Teucrium betchei

Scientific classification
- Kingdom: Plantae
- Clade: Tracheophytes
- Clade: Angiosperms
- Clade: Eudicots
- Clade: Asterids
- Order: Lamiales
- Family: Lamiaceae
- Genus: Teucrium
- Species: T. betchei
- Binomial name: Teucrium betchei (F.Muell.) Kattari & Salmaki
- Synonyms: Oncinocalyx betchei F.Muell.

= Teucrium betchei =

- Genus: Teucrium
- Species: betchei
- Authority: (F.Muell.) Kattari & Salmaki
- Synonyms: Oncinocalyx betchei F.Muell.

Species of flowering plant

Teucrium betchei is a species of flowering plant in the family Lamiaceae, and is endemic to eastern Australia. It is a perennial herb or undershrub with rod-like stems, linear to very narrow lance-shaped leaves and white flowers.

==Description==
Teucrium betchei is a perennial herb that typically grows to a height of 0.4–1 m and has rod-like stems that are square in cross-section.

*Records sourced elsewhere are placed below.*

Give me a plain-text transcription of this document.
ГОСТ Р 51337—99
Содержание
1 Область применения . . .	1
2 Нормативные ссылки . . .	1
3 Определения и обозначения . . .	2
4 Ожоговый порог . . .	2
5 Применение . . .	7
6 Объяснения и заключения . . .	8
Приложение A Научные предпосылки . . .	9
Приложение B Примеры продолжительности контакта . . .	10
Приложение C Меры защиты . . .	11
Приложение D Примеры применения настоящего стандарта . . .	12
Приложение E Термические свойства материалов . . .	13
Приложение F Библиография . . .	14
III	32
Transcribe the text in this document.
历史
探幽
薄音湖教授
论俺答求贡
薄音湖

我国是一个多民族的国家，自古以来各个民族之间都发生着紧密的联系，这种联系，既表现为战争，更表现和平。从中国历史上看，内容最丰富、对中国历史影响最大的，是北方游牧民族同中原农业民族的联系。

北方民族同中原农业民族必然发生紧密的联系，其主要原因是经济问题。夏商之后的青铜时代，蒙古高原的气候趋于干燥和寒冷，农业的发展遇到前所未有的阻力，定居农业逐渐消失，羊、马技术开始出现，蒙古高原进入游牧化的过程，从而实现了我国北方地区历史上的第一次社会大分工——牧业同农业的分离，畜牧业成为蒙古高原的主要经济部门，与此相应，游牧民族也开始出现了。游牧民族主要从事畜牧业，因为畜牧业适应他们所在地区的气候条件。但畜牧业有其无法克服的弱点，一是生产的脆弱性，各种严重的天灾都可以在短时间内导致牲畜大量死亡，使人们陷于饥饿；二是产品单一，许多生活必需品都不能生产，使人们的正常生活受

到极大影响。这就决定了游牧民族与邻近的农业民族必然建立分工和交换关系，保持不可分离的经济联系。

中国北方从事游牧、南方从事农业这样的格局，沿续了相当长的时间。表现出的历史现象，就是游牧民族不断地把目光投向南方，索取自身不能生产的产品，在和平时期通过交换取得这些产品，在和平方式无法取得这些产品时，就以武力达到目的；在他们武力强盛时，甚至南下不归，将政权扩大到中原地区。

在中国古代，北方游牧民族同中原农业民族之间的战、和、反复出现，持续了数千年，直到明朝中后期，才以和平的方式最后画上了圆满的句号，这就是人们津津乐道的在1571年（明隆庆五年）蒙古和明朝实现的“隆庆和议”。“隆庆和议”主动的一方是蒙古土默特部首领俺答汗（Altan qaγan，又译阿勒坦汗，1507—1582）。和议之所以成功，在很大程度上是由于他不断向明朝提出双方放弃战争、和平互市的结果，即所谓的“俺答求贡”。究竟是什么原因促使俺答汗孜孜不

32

The leaves are arranged in opposite pairs, linear to very narrow lance-shaped, 10–40 mm long, 1–4 mm wide and more or less sessile. The flowers are mostly arranged in groups of three to five in upper leaf axils, each flower on a pedicel 1–3 mm long. The five sepals are 4–6 mm long, joined at the base for about half their length. The petals are white, the lower middle lobe 1–1.5 mm long. Flowering mainly occurs in summer.

==Taxonomy==
This germander was first formally described in 1883 by Ferdinand von Mueller who gave it the name Oncinocalyx betchei in the Southern Science Record, from specimens collected in 1883 near the Namoi River at Gunnedah by Ernst Betche. In 2016, Stefan Kattari and Yasaman Salmaki changed the name to Teucrium betchei in the journal Taxon.

==Distribution and habitat==
Teucrium betchei grows in grassy woodland and on disturbed sites, mainly on the North West Slopes of New South Wales and the Darling Downs of south-eastern Queensland.